Danke für Ihre Hilfe!

Viele Menschen hat diese Geschichte berührt. Insgesamt wurden 440 Euro für Rosy gespendet. Das Happy End für die beiden Schwestern wird am 13.10. mit einem Flug nach Deutschland besiegelt. Die ersten Untersuchungen sind gesichert und dafür danken wir Ihnen von Herzen. Natürlich werden wir nach der Ankunft berichten, wie die Zusammenführung war.


Rosy und Romina sind uns erst spät aufgefallen. Obwohl wir seit vielen Jahren die Hunde in unserem Partnertierheim, der L.I.D.A. in Olbia, begleiten, fallen uns nach Jahren immer noch "neue" Hunde auf, obwohl diese schon länger vor Ort sind als wir. So war es auch mit dem unverwechselbaren Geschwisterpärchen Rosy und Romina. Rosy und Romina haben die ganzen elf Jahre ihres Lebens zusammen verbracht. Sie wurden vor etlichen Jahren als junge Hunde im Rifugio aufgenommen. Sie haben sich abends zusammen schlafen gelegt, lagen neben und eng beieinander, haben morgens die Augen geöffnet, sich vergewissert, dass die andere noch neben ihr liegt, haben gemeinsam den Tag begonnen, die schönen und die sehr vielen immer tristen Tage Seite an Seite durchgestanden. Rosy und Romina kennen fast alle anderen Hunde in den Gehegen. Sie wissen um all die kleinen und großen Ereignisse im Rifugio, haben das Futter geteilt, gemeinsam Schutz vor der Sonne gesucht, sich im Winter gegenseitig gewärmt. Vor einiger Zeit durften sie auf die Piazza umsiedeln, auf den Eingangsbereich des Rifugio, wo alte und gebrechliche Hunde leben. Hier bekommen sie schon mal ein schnelles Streicheln ab, hören ein liebes Wort.

Dann kam eine Anfrage für Romina. Eine Anfrage für einen alten schwarzen Hund. Für einen.

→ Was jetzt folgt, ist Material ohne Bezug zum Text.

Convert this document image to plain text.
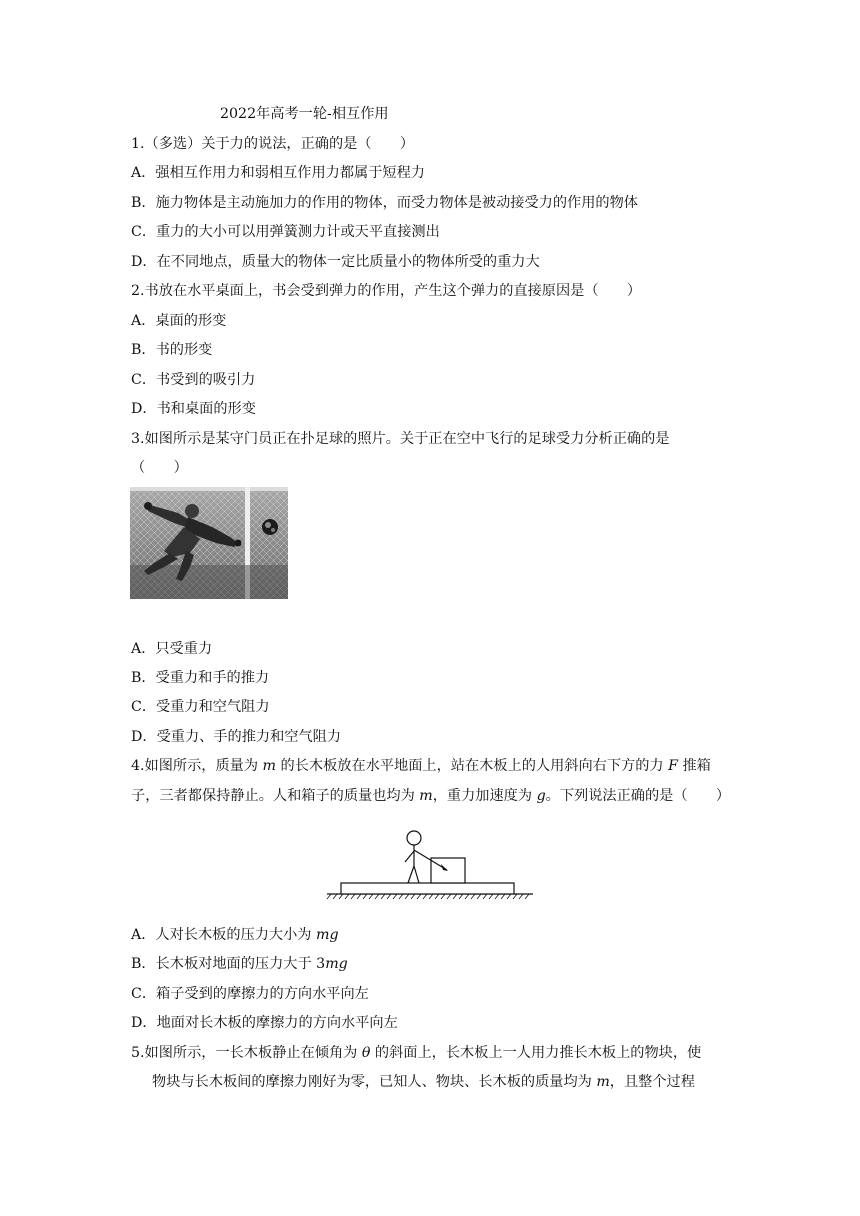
2022年高考一轮-相互作用
1.（多选）关于力的说法，正确的是（　　）
A．强相互作用力和弱相互作用力都属于短程力
B．施力物体是主动施加力的作用的物体，而受力物体是被动接受力的作用的物体
C．重力的大小可以用弹簧测力计或天平直接测出
D．在不同地点，质量大的物体一定比质量小的物体所受的重力大
2.书放在水平桌面上，书会受到弹力的作用，产生这个弹力的直接原因是（　　）
A．桌面的形变
B．书的形变
C．书受到的吸引力
D．书和桌面的形变
3.如图所示是某守门员正在扑足球的照片。关于正在空中飞行的足球受力分析正确的是
（　　）
A．只受重力
B．受重力和手的推力
C．受重力和空气阻力
D．受重力、手的推力和空气阻力
4.如图所示，质量为 m 的长木板放在水平地面上，站在木板上的人用斜向右下方的力 F 推箱
子，三者都保持静止。人和箱子的质量也均为 m，重力加速度为 g。下列说法正确的是（　　）
A．人对长木板的压力大小为 mg
B．长木板对地面的压力大于 3mg
C．箱子受到的摩擦力的方向水平向左
D．地面对长木板的摩擦力的方向水平向左
5.如图所示，一长木板静止在倾角为 θ 的斜面上，长木板上一人用力推长木板上的物块，使
物块与长木板间的摩擦力刚好为零，已知人、物块、长木板的质量均为 m，且整个过程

Durften wir überhaupt zögern? Durften wir einer der beiden das Glück versagen? Wir haben gezögert, lange gezögert, uns hat es das Herz zerrissen - und doch haben wir es gemacht. Wir haben die beiden Schwestern getrennt und eine, so hofften wir, in ihr Glück geschickt. Sie sollte nun endlich auf warmen Deckchen liegen, träumen von immer vollen Futternäpfen, sollte über Rasen laufen dürfen, die Ohren wehend im Wind, die Augen glänzend, ein Leuchten im Gesicht tragen. Sie sollte die letzten Jahre ihres Lebens umsorgt und behütet, sie sollte geliebt werden. Das wünschten wir ihr so sehr. So reiste Romina am 09.09. in ihr Zuhause.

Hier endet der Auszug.